Along with finding such a site, I must also find some connection between the two realms such as some sort of factual information shared by both realms even though the timelines may be different.  I must look at the times, the people and the events which took place in that other realm and find some connection here in this history.  There is so much that is distorted in that other realm of Viking history, including of course the major issue of the timeline… how do I determine a connection to get me back to the correct place?  When I made the journey from there to here, I used those Stones in Wessex and thus landed into this more accurate history. I would have to assume then that those Stones predate all of these changes in timelines and history- they would thus take me back and forth between time and between realms in accordance with my thoughts. Tis extremely complicated and difficult, this time travel process- do not assume that it is as easy as just walking through the Stones!  As I mentioned, those Stones of Wessex are not available to me, nor are any people of Wessex who might provide some sort of connection to that other past or realm. 

It is almost impossible to ascertain some linking time, place or person to that other Viking realm. Out of all of the people there, I would guess though that my friend Rollo is most out of place and time and he is the one person that I want to get back to. As far as I know, in that other Viking realm, the great Heathen Wars have not yet occured… Ecbert is still alive, Alfred is still a baby… that would put their time period feasibly around the years of 840 to 850s. In accurate history, Ecbert died long before Alfred’s birth. Ecbert died in 839 and Alfred was not born until about 849. Ragnar’s sons are still very young-far too young to yet be involved in those wars that began in 866, so my assumption of a time frame around early 850s might be close approximation except for Rollo.  Rollo in our history as we know it, was not born until about 846… putting him close to the same age as Alfred.  For some reason, I believe that if I look at Rollo and his history, that may be my key to getting back to him in that other realm. My reason for this is that a certain authority on the Rollo of that other realm of Vikings history (aka Michael Hirst) has implied many times that Rollo’s destiny and path there will remain fairly close to that of the history we know of him in this realm.  I keep thinking that perhaps if I know more about Rollo’s truer history, it might take me back to him in that other realm. I know it is far fetched reasoning, grasping at proverbial straws  but tis all I have to go on at the moment! I try to remember all that I have read about other versions of Rollo’s history in hopes of making some connection between the Rollo of this realm and the Rollo of that other place.  I keep thinking of all of this and it is driving me to distraction, of which Guthrum comments upon- asking me of where my mind wanders to so much of late.  Of course I can not tell him of everything- he already thinks I am touched by some spirits. His reasoning and comment on that is these spirits do not seem dangerous and other than my often strange ideas and ways, I am of entertaining and sometimes useful value to him so he pays it not much mind. 

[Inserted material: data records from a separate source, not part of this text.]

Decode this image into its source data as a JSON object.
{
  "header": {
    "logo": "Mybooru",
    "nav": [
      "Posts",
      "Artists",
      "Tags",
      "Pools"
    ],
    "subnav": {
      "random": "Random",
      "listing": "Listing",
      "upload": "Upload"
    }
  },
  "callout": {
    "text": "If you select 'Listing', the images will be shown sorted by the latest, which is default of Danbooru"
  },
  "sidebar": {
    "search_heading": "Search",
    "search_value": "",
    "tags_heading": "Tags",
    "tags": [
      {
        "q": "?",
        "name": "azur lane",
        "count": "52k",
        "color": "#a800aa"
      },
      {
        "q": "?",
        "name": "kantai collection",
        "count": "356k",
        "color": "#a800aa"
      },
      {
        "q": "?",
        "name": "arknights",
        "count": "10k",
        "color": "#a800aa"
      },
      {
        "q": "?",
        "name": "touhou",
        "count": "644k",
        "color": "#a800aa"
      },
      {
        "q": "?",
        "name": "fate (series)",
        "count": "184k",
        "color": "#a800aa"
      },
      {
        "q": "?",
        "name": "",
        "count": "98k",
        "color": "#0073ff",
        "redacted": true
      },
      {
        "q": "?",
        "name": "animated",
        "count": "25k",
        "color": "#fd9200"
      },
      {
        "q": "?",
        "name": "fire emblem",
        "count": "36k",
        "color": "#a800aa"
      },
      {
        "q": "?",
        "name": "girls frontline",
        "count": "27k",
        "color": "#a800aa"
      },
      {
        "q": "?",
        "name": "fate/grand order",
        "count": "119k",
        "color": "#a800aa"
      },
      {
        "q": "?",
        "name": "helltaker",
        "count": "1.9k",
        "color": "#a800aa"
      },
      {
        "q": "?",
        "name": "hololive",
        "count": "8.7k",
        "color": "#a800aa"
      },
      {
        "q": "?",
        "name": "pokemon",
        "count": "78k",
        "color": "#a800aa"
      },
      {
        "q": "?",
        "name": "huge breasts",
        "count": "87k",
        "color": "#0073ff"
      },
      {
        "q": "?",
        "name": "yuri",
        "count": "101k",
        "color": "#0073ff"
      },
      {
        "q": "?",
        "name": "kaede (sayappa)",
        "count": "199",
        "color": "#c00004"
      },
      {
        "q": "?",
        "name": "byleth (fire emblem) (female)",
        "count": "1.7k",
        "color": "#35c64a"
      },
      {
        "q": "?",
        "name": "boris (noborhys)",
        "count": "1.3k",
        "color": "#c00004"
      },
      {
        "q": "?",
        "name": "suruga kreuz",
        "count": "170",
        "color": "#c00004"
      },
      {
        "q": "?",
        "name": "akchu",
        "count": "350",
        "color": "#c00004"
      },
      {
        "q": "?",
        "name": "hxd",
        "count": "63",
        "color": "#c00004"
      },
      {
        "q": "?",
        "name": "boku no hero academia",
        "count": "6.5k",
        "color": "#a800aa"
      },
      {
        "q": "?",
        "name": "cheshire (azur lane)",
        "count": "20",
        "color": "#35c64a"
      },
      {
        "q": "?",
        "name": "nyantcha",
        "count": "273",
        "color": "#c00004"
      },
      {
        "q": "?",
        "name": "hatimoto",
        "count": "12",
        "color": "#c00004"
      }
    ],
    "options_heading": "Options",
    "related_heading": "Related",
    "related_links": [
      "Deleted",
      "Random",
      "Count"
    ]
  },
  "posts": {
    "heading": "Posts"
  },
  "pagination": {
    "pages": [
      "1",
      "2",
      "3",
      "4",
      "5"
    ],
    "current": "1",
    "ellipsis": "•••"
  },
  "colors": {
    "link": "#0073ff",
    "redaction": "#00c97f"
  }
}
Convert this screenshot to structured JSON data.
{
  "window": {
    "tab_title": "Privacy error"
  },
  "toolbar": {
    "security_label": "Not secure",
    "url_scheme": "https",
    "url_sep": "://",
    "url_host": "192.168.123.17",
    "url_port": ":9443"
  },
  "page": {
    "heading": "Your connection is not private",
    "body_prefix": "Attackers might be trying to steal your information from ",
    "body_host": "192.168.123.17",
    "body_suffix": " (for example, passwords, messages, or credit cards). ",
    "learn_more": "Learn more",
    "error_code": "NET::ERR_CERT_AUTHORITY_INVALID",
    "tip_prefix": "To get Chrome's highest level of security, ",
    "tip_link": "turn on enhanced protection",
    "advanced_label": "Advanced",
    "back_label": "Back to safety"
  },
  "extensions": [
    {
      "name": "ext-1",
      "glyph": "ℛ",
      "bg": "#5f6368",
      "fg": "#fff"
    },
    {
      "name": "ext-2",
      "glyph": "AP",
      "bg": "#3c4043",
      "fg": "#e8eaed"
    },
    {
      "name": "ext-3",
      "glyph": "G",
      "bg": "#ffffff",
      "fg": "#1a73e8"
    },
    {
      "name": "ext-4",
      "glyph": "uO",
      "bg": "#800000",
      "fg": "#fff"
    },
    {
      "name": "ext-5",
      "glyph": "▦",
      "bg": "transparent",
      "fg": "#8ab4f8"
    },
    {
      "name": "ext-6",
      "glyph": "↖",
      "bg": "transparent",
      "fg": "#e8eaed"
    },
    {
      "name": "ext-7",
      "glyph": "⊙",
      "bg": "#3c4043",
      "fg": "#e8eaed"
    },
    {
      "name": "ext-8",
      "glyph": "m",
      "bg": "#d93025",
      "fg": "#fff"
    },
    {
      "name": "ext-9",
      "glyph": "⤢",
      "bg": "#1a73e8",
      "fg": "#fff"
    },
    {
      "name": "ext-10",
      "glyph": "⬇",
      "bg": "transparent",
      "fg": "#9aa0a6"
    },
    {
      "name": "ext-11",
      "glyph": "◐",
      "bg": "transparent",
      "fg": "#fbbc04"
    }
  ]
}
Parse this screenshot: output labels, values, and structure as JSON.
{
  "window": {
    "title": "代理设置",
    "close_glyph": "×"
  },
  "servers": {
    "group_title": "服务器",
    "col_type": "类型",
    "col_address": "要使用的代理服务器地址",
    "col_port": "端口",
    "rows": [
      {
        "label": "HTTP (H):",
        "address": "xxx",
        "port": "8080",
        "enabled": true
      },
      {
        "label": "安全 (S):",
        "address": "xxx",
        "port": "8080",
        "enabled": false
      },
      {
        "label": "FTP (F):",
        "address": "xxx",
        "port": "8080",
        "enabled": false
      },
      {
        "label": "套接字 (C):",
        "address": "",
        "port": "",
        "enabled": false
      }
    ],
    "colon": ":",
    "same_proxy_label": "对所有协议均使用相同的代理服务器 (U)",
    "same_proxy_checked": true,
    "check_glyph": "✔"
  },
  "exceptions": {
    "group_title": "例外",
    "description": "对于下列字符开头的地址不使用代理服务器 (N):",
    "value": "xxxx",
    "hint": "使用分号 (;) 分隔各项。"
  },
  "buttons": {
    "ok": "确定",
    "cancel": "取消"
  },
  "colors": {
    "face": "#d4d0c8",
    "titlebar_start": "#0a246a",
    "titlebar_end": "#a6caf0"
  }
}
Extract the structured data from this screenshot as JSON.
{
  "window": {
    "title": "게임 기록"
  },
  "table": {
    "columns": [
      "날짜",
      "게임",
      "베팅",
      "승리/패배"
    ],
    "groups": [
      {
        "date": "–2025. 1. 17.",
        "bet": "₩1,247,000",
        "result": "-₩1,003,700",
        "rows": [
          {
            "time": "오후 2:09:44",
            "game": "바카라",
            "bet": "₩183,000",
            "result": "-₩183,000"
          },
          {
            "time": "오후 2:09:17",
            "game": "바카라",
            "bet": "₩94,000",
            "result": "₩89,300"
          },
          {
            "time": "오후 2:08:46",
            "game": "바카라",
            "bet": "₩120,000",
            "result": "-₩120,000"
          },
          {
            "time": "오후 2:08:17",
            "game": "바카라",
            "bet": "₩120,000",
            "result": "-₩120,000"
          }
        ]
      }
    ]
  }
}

As I ponder on Rollo of this history and Rollo of that other realm, I suddenly begin to wonder what Guthrum might know of the Rollo in this world, or possibly any others who might serve as some connection. As I have mentioned, the year here is now 878 looking towards 879 and Guthrum has some peace in this East Anglia. But, before this peace occurred he fought with many of the other Viking armies throughout the land, knew many of these warriors and probably still keeps some form of contact with some of them.  Perhaps Guthrum is my key to unlocking this puzzle? Why did not I not think of this earlier and realize that my spirit guides, my sisters of fate had set me on path to him for more reason than just to escape the confines of Eahlswith’s court and company. Guthrum is the one person who could be my link to that other version of history.  I must use Guthrum’s knowledge and possible connections to my own gain and advantage.

I am not so concerned right now about Alfred or the English for now though if I were to ask, Guthrum probably knows much more than he lets on about all of them.  I am more curious and interested in the Danes and others here who might prove to be of some connection to that other realm. Guthrum is happy to talk of his acquaintances, his comrades and the various victories they have achieved but talks seldom of any early connection he might have with any of them.  Of course, Ubba the great warrior son of Ragnar Lothbrok is dead now, as is his brother Ivar and another brother Halfdan. Guthrum sighed and shook his head as if to clear his thoughts, “Fine warriors all of them, now gone on to Valhalla together”  I ask him about the other brothers I had heard of such as Bjorn Ironside and Sigurd Snake in the eye… Guthrum thought again and said that  Bjorn did never come here and was not a part of these wars. “Bjorn has been occupied with his own raiding in other parts of the world.”  As for Sigurd, yes Guthrum did mention of him being with his brothers in the battles against Aelle and Osbert at Northumbria. Guthrum laughed and said how Sigurd was probably the wisest of all of them even though none thought so at the time… Sigurd took a daughter of Aelle as wife and returned to their homeland with her.  All of these things I had read varying accounts of in the future where they would appear in different versions of the Norse Sagas.  Guthrum was speaking of the basic beginnings of these events before they were embellished on over the centuries so I could see the truth in these events. But, none of this really helped me so I asked him of one other of which I knew and was most curious about. Did he know of a man called Rollo or Hrolfr Rognvaldsson?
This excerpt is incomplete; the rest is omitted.